2025-11-19 コメント投稿する ▼
広島市長が非核三原則堅持要求 高市首相の見直し方針に被爆地から強い反発
広島市の松井一実市長は11月19日の定例記者会見で、高市早苗首相が非核三原則の見直しを検討していることについて「堅持していく方がいい」と明確に反対の立場を表明した。
広島市長、非核三原則見直しに反対 高市首相の検討方針を批判
広島市の松井一実市長は11月19日の定例記者会見で、高市早苗首相が非核三原則の見直しを検討していることについて「堅持していく方がいい」と明確に反対の立場を表明した。唯一の戦争被爆国として歩んできた平和国家としての理念を堅持するよう求めた。
高市首相は国家安全保障戦略など安保関連3文書の改定に伴い、非核三原則の見直し議論を与党内で開始させる検討に入ったことが明らかになっている。特に核兵器を「持ち込ませず」の概念が、米国の核抑止力の実効性を低下させかねないとの理由から見直しを主張している。
被爆地首長が強い懸念表明
松井市長は会見で「核抑止力への依存明示で緊張を高めるのではなく、国民の命を守るための外交努力をするべきだ」と注文を付けた。核拡散防止条約(NPT)の批准国として「核のない世界の理想を求め、現実的な対応をしていく論理を逆転させることになる」と厳しく批判した。

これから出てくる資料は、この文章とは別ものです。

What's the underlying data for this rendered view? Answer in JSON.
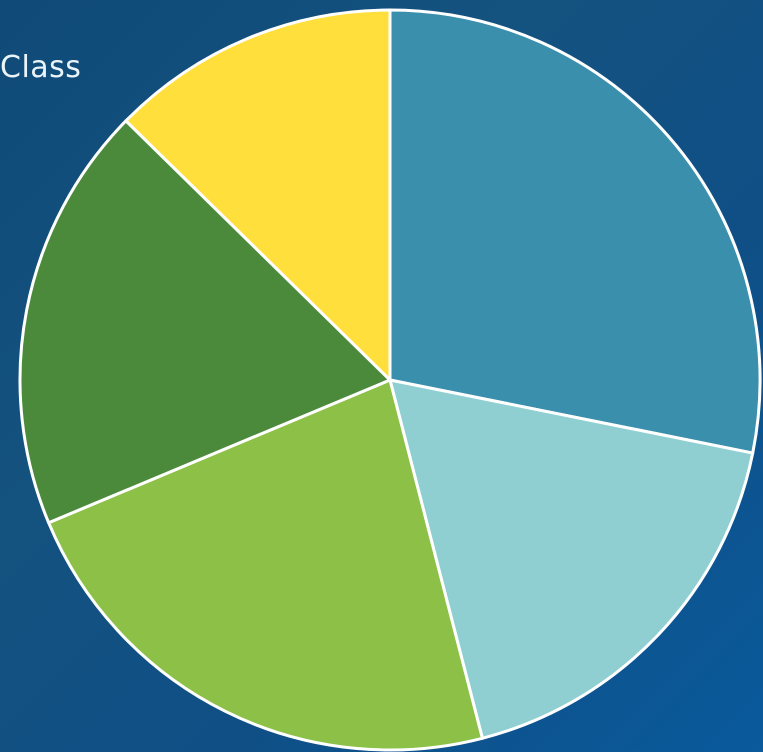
{
  "chart_data": {
    "type": "pie",
    "title_fragment": "Class",
    "slices": [
      {
        "value": 30.5,
        "color": "#3a8fac"
      },
      {
        "value": 19.3,
        "color": "#8fcfd2"
      },
      {
        "value": 24.6,
        "color": "#8cc047"
      },
      {
        "value": 20.2,
        "color": "#4b8a3b"
      },
      {
        "value": 13.7,
        "color": "#ffdf3c"
      }
    ],
    "start_angle_deg": 0,
    "direction": "clockwise",
    "slice_border_color": "#ffffff"
  }
}
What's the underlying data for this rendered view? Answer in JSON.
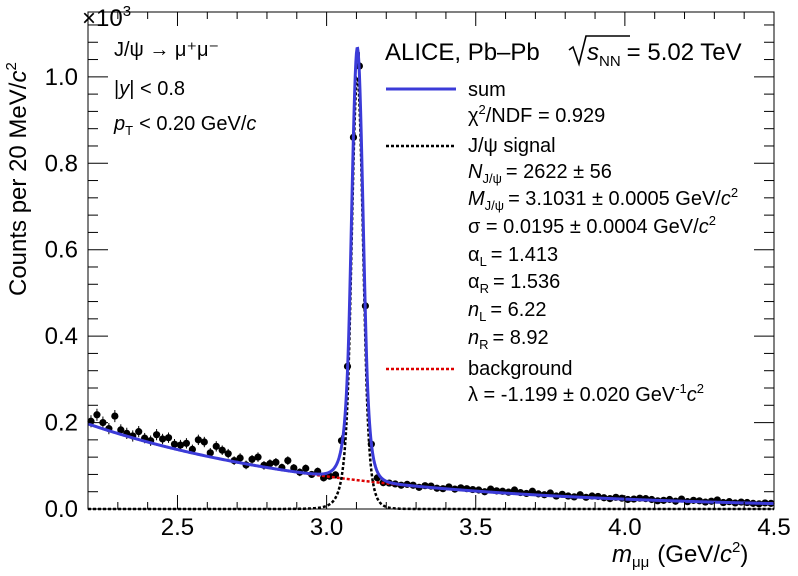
{
  "chart_data": {
    "type": "scatter",
    "experiment": "ALICE, Pb–Pb",
    "energy": "= 5.02 TeV",
    "sqrt_label": "s",
    "sqrt_sub": "NN",
    "y_multiplier": "×10",
    "y_multiplier_exp": "3",
    "ylabel": "Counts per 20 MeV/",
    "ylabel_c": "c",
    "ylabel_exp": "2",
    "xlabel_m": "m",
    "xlabel_sub": "μμ",
    "xlabel_unit": "(GeV/",
    "xlabel_c": "c",
    "xlabel_exp": "2",
    "xlabel_close": ")",
    "xlim": [
      2.2,
      4.5
    ],
    "ylim": [
      0,
      1.15
    ],
    "xticks": [
      2.5,
      3.0,
      3.5,
      4.0,
      4.5
    ],
    "xtick_labels": [
      "2.5",
      "3.0",
      "3.5",
      "4.0",
      "4.5"
    ],
    "yticks": [
      0.0,
      0.2,
      0.4,
      0.6,
      0.8,
      1.0
    ],
    "ytick_labels": [
      "0.0",
      "0.2",
      "0.4",
      "0.6",
      "0.8",
      "1.0"
    ],
    "selection": {
      "decay": "J/ψ → μ⁺μ⁻",
      "rapidity_y": "y",
      "rapidity_cut": "< 0.8",
      "pt_p": "p",
      "pt_sub": "T",
      "pt_cut": "< 0.20 GeV/",
      "pt_c": "c"
    },
    "legend": {
      "sum": "sum",
      "chi2": "χ",
      "chi2_rest": "/NDF = 0.929",
      "chi2_exp": "2",
      "signal": "J/ψ signal",
      "n_N": "N",
      "n_sub": "J/ψ",
      "n_val": "= 2622 ± 56",
      "m_M": "M",
      "m_sub": "J/ψ",
      "m_val": "= 3.1031 ± 0.0005 GeV/",
      "m_c": "c",
      "m_exp": "2",
      "sigma": "σ = 0.0195 ± 0.0004 GeV/",
      "sigma_c": "c",
      "sigma_exp": "2",
      "alphaL": "α",
      "alphaL_sub": "L",
      "alphaL_val": "= 1.413",
      "alphaR": "α",
      "alphaR_sub": "R",
      "alphaR_val": "= 1.536",
      "nL": "n",
      "nL_sub": "L",
      "nL_val": "= 6.22",
      "nR": "n",
      "nR_sub": "R",
      "nR_val": "= 8.92",
      "background": "background",
      "lambda": "λ = -1.199 ± 0.020 GeV",
      "lambda_exp1": "-1",
      "lambda_c": "c",
      "lambda_exp2": "2"
    },
    "colors": {
      "sum": "#3b3bd8",
      "signal": "#000000",
      "background": "#dd0000",
      "points": "#000000"
    },
    "fit": {
      "N": 2622,
      "M": 3.1031,
      "sigma": 0.0195,
      "alphaL": 1.413,
      "alphaR": 1.536,
      "nL": 6.22,
      "nR": 8.92,
      "lambda": -1.199,
      "bin_width": 0.02
    },
    "points": {
      "x": [
        2.21,
        2.23,
        2.25,
        2.27,
        2.29,
        2.31,
        2.33,
        2.35,
        2.37,
        2.39,
        2.41,
        2.43,
        2.45,
        2.47,
        2.49,
        2.51,
        2.53,
        2.55,
        2.57,
        2.59,
        2.61,
        2.63,
        2.65,
        2.67,
        2.69,
        2.71,
        2.73,
        2.75,
        2.77,
        2.79,
        2.81,
        2.83,
        2.85,
        2.87,
        2.89,
        2.91,
        2.93,
        2.95,
        2.97,
        2.99,
        3.01,
        3.03,
        3.05,
        3.07,
        3.09,
        3.11,
        3.13,
        3.15,
        3.17,
        3.19,
        3.21,
        3.23,
        3.25,
        3.27,
        3.29,
        3.31,
        3.33,
        3.35,
        3.37,
        3.39,
        3.41,
        3.43,
        3.45,
        3.47,
        3.49,
        3.51,
        3.53,
        3.55,
        3.57,
        3.59,
        3.61,
        3.63,
        3.65,
        3.67,
        3.69,
        3.71,
        3.73,
        3.75,
        3.77,
        3.79,
        3.81,
        3.83,
        3.85,
        3.87,
        3.89,
        3.91,
        3.93,
        3.95,
        3.97,
        3.99,
        4.01,
        4.03,
        4.05,
        4.07,
        4.09,
        4.11,
        4.13,
        4.15,
        4.17,
        4.19,
        4.21,
        4.23,
        4.25,
        4.27,
        4.29,
        4.31,
        4.33,
        4.35,
        4.37,
        4.39,
        4.41,
        4.43,
        4.45,
        4.47,
        4.49
      ],
      "y": [
        0.203,
        0.218,
        0.2,
        0.186,
        0.215,
        0.183,
        0.175,
        0.169,
        0.179,
        0.164,
        0.158,
        0.172,
        0.162,
        0.165,
        0.15,
        0.148,
        0.152,
        0.138,
        0.16,
        0.155,
        0.13,
        0.145,
        0.136,
        0.128,
        0.112,
        0.118,
        0.102,
        0.115,
        0.12,
        0.101,
        0.105,
        0.108,
        0.096,
        0.112,
        0.095,
        0.085,
        0.094,
        0.08,
        0.087,
        0.072,
        0.076,
        0.079,
        0.158,
        0.33,
        0.86,
        1.025,
        0.47,
        0.15,
        0.072,
        0.061,
        0.06,
        0.058,
        0.055,
        0.057,
        0.055,
        0.05,
        0.054,
        0.053,
        0.048,
        0.047,
        0.051,
        0.046,
        0.049,
        0.047,
        0.045,
        0.044,
        0.04,
        0.046,
        0.042,
        0.041,
        0.039,
        0.044,
        0.038,
        0.036,
        0.041,
        0.035,
        0.033,
        0.037,
        0.03,
        0.034,
        0.03,
        0.028,
        0.033,
        0.027,
        0.03,
        0.029,
        0.026,
        0.024,
        0.027,
        0.025,
        0.022,
        0.023,
        0.025,
        0.024,
        0.022,
        0.019,
        0.02,
        0.022,
        0.018,
        0.023,
        0.017,
        0.02,
        0.019,
        0.016,
        0.018,
        0.021,
        0.015,
        0.017,
        0.014,
        0.016,
        0.015,
        0.013,
        0.012,
        0.014,
        0.013
      ],
      "yerr": [
        0.014,
        0.014,
        0.014,
        0.013,
        0.014,
        0.013,
        0.013,
        0.013,
        0.013,
        0.012,
        0.012,
        0.013,
        0.012,
        0.012,
        0.012,
        0.012,
        0.012,
        0.011,
        0.012,
        0.012,
        0.011,
        0.012,
        0.011,
        0.011,
        0.01,
        0.011,
        0.01,
        0.01,
        0.011,
        0.01,
        0.01,
        0.01,
        0.009,
        0.01,
        0.009,
        0.009,
        0.009,
        0.008,
        0.009,
        0.008,
        0.008,
        0.008,
        0.012,
        0.018,
        0.029,
        0.032,
        0.021,
        0.012,
        0.008,
        0.008,
        0.007,
        0.007,
        0.007,
        0.007,
        0.007,
        0.007,
        0.007,
        0.007,
        0.007,
        0.006,
        0.007,
        0.006,
        0.007,
        0.006,
        0.006,
        0.006,
        0.006,
        0.006,
        0.006,
        0.006,
        0.006,
        0.006,
        0.006,
        0.006,
        0.006,
        0.005,
        0.005,
        0.006,
        0.005,
        0.005,
        0.005,
        0.005,
        0.005,
        0.005,
        0.005,
        0.005,
        0.005,
        0.005,
        0.005,
        0.005,
        0.004,
        0.004,
        0.005,
        0.005,
        0.004,
        0.004,
        0.004,
        0.004,
        0.004,
        0.004,
        0.004,
        0.004,
        0.004,
        0.004,
        0.004,
        0.004,
        0.004,
        0.004,
        0.004,
        0.004,
        0.004,
        0.004,
        0.003,
        0.004,
        0.004
      ]
    }
  }
}
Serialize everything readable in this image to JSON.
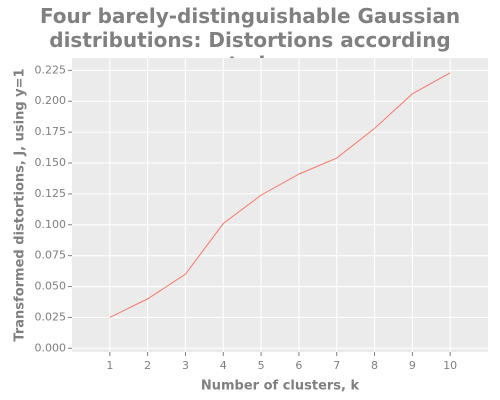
{
  "chart_data": {
    "type": "line",
    "title": "Four barely-distinguishable Gaussian distributions: Distortions according to k",
    "x_label": "Number of clusters, k",
    "y_label": "Transformed distortions, J, using y=1",
    "x": [
      1,
      2,
      3,
      4,
      5,
      6,
      7,
      8,
      9,
      10
    ],
    "series": [
      {
        "name": "J",
        "color": "#f8766d",
        "values": [
          0.025,
          0.04,
          0.06,
          0.101,
          0.124,
          0.141,
          0.154,
          0.178,
          0.206,
          0.223
        ]
      }
    ],
    "xlim": [
      0,
      11
    ],
    "ylim": [
      -0.003,
      0.235
    ],
    "xticks": [
      1,
      2,
      3,
      4,
      5,
      6,
      7,
      8,
      9,
      10
    ],
    "yticks": [
      {
        "value": 0,
        "label": "0.000"
      },
      0.025,
      {
        "value": 0.05,
        "label": "0.050"
      },
      0.075,
      {
        "value": 0.1,
        "label": "0.100"
      },
      0.125,
      {
        "value": 0.15,
        "label": "0.150"
      },
      0.175,
      {
        "value": 0.2,
        "label": "0.200"
      },
      0.225
    ],
    "grid": true
  }
}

さらに松井市長は「破るのであれば、条約を破棄する行為にもなり重大だ」と訴え、被爆地広島の首長として国是である非核三原則を守ることの重要性を強調した。一方で「議論することは否定しない。意見を封ずることでは、国民の理解は深まらない」と付け加え、議論自体は必要との認識も示した。
SNS上では松井市長の発言に対して様々な反応が寄せられている。
「被爆地の市長として当然の発言だと思う。高市さんは現実を見すぎている」
「外交努力が大切なのはその通りだが、中国の軍拡を見れば抑止力も必要ではないか」
「核抑止論は結局、核軍拡競争を招くだけ。広島の声に耳を傾けるべきだ」
「議論は必要だが、被爆国として守るべき一線がある」
「現実的な安全保障と理想のバランスが難しい問題だ」
高市首相の見直し論の背景
高市首相は9月の自民党総裁選立候補時に「米国の拡大抑止の下にあるのであれば、『持ち込ませず』についてはしっかりと議論しなければならない」と見直しに前向きな考えを示していた。
高市首相は11月11日の衆院予算委員会で、非核三原則を堅持するかについて「私から申し上げる段階ではない」と明言を避けた状況にある。政府は来年末までに安保3文書を改定する方針で、自民は来週にも改定に向けた議論を開始する予定だ。
高市氏は昨年9月に出版した編著『国力研究』の中で、非核三原則が「邪魔だ」とし、特に「持ち込ませず」の部分を検討する必要があると主張していた。首相就任により、自らの持論を国家の基本方針に反映させようとしている形だ。
被爆地からの強い反発
中国新聞は社説で「被爆の惨禍を体験した日本が『平和国家』として、ここまで積み上げてきた核軍縮の努力や信頼を破壊する暴挙である。断じて許されない」と強く批判している。
また、非核三原則は1967年に佐藤栄作首相が提唱し、1971年11月に衆院決議により「国是」となった経緯がある。被爆地広島、長崎にとって極めて重要な理念的支柱であり続けてきた。
松井市長は過去の会見で、高市首相が唱えてきた非核三原則の見直しを巡る議論について「日本が守ってきた原則の良さや値打ちを再確認するチャンスになれば、それでいい」と語っており、議論を通じて非核三原則の価値を再認識することに期待を示している。
現実と理想のはざまで
高市政権は2010年に当時の岡田克也外相が「核の一時的寄港を認めないと日本の安全が守れない事態が発生したとすれば、その時の政権が命運を懸けて決断し、国民に説明する」とした国会答弁を引き継いでいる。
この答弁は、有事の際には例外的措置があり得ることを示唆しており、非核三原則が絶対的なものではないことを政府として認めている状況だ。
しかし、被爆地からは「理想と現実の矛盾があるからといって、被爆国としての理念を放棄するべきではない」との声が強い。松井市長の発言は、こうした被爆地の思いを代弁したものといえる。
安全保障環境の厳しさが増す中で、日本は理想と現実のバランスをどう取るべきかが問われている。高市首相の見直し方針に対する被爆地の強い反発は、この問題の根深さを浮き彫りにしている。